Mithras, Legends & Lore
The worship of the god Mithras is thought to have arrived in Rome from its Persian origins. Mithras is portrayed as a god of light and truth who reluctantly slaughters the sacred bull at the insistence of the sun god. As the magnificent beast lies dying, time comes into existence and the universe is created. The heavens above become the cloak of Mithras, emblazoned with the stars and studded with the planets. From the body of the bull the living earth arises; all plants, flowering and fruitful, along with creatures of the land and of the air spring forth. The elements and the seasons are created.
The blood of the bull pours forth, bestowing blessings upon the newly created land. The forces of evil respond by attempting to assert their dominance. They do not want the earth to be blessed or sacred and seek to impose their malevolent ways, preventing the blood sacrifice from protecting the land.
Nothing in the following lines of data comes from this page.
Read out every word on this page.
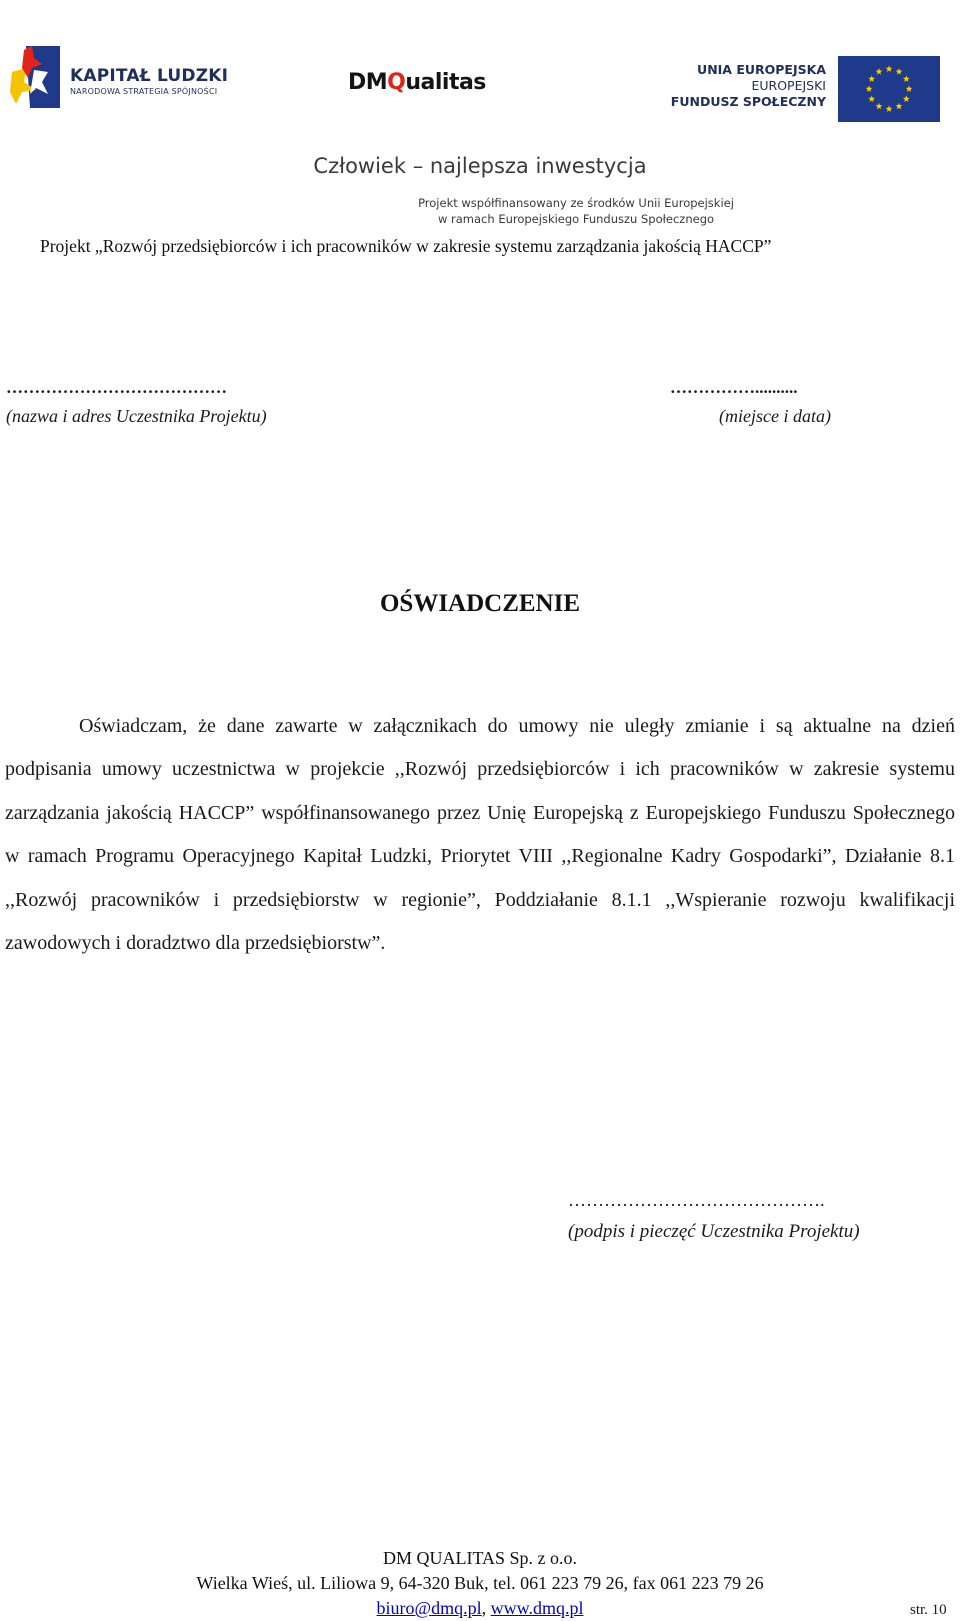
KAPITAŁ LUDZKI
NARODOWA STRATEGIA SPÓJNOŚCI	DMQualitas
UNIA EUROPEJSKA
EUROPEJSKI
FUNDUSZ SPOŁECZNY
Człowiek – najlepsza inwestycja
Projekt współfinansowany ze środków Unii Europejskiej
w ramach Europejskiego Funduszu Społecznego
Projekt „Rozwój przedsiębiorców i ich pracowników w zakresie systemu zarządzania jakością HACCP”
…………………………………	……………..........
(nazwa i adres Uczestnika Projektu)	(miejsce i data)
OŚWIADCZENIE

Oświadczam, że dane zawarte w załącznikach do umowy nie uległy zmianie i są aktualne na dzień podpisania umowy uczestnictwa w projekcie ,,Rozwój przedsiębiorców i ich pracowników w zakresie systemu zarządzania jakością HACCP” współfinansowanego przez Unię Europejską z Europejskiego Funduszu Społecznego w ramach Programu Operacyjnego Kapitał Ludzki, Priorytet VIII ,,Regionalne Kadry Gospodarki”, Działanie 8.1 ,,Rozwój pracowników i przedsiębiorstw w regionie”, Poddziałanie 8.1.1 ,,Wspieranie rozwoju kwalifikacji zawodowych i doradztwo dla przedsiębiorstw”.

…………………………………….
(podpis i pieczęć Uczestnika Projektu)
DM QUALITAS Sp. z o.o.
Wielka Wieś, ul. Liliowa 9, 64-320 Buk, tel. 061 223 79 26, fax 061 223 79 26
biuro@dmq.pl, www.dmq.pl	str. 10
Thus begins the struggle between good and evil, which will continue for all of time.
There is a Scottish Gaelic word that describes the depths of winter: an dubhach, “the gloom.”
However, the majesty of winter can be considered far from gloomy.
There is a time for activity, and there is a time for quietness. On the winter solstice, contemplate the beneficence of stillness and solitude.
The change from fall to winter is apparent, and energy is conserved for days of growth yet to come. Observe the silent earth, the sleeping seed, and marvel at the lengthening of days.